4.3 Results of trade survey

  • Response rate: Kenya 52.9%, Tanzania 0%, Uganda 20%. Overall response rate is 35.5% with only two completing the questionnaire fully. Online response was not favorable.

  • Supply of dental materials: Total amalgam supplied in last 12 months was approximately 2945kg.Private clinics are the major consumers of amalgam, emphasis on private clinics in phase down.

  • Amalgam and non amalgam dental restorative materials are widely supplied and used in East Africa.

  • Resin composites and GIC are the commonly supplied alternatives.

  • Costs of composites and GIC are higher than amalgam.

  • Capsulated amalgams mostly used but some facilities still procure and use liquid mercury and alloy powder.

  • Most suppliers met demand of clientele.

Challenges in supply of materials

  • Increase in cost of importation of mercury

  • Price fluctuations

  • Competition among traders

  • Brochure/manuals are in foreign language hence difficult to interpret

  • Low quality packaging

Limitation of the study

  • Low response rate of 6.5%

  • Online mode of administration of questionnaire was not favorable in our setting.

  • Bias as only I.T. competent respondents or those with internet access responded

  • Incomplete records


  1. Dental amalgam and non amalgam materials are widely used and supplied in the three countries.

  2. All restoratives materials are imported.

  3. There is regional/cross border trading across the three countries.

  4. Most prevalent treatment is dental extractions.

  5. Dental amalgam, resin composites and GIC are used widely.

  6. Capsulated amalgam is mostly used.

  7. Alternative materials used GIC and composites had higher costs than amalgam.

  8. Majority of dentists did not handle waste according to best dental amalgam practice guidelines.


  1. Develop guidelines and policies in supply, handling and waste management of dental restorative materials

  2. Incorporate a module in waste management in the present curricula.

  3. Financial support in getting separators and recycling plants is needed.

  4. Implement oral health promotion and preventive measures.
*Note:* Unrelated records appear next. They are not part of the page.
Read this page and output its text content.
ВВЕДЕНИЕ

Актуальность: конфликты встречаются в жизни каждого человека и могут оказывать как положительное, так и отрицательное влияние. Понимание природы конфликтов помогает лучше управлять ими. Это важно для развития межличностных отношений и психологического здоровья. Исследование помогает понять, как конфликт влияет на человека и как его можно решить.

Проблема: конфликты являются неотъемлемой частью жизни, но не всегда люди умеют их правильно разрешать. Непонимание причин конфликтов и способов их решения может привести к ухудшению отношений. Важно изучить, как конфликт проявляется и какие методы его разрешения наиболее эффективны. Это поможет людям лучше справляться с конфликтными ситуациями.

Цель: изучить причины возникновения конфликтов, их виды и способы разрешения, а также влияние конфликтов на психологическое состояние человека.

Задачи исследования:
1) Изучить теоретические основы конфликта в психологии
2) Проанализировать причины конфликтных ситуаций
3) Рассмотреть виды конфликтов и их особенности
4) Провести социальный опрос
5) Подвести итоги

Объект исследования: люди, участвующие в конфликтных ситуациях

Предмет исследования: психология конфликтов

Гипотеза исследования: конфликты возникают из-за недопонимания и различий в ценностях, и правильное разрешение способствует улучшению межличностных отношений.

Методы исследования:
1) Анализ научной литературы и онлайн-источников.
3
  5. Conduct a survey with a representative sample in the East Africa region.

  6. Assess the readiness(willingness of the dentists, appropriate equipment and infrastructure)in In poor countries.


All partners, UNEP, WHO global oral health program, Ministries of Environment and Health , Amalgam phase down Steering Committee, country respondents, national dental associations, country coordinators and the research team.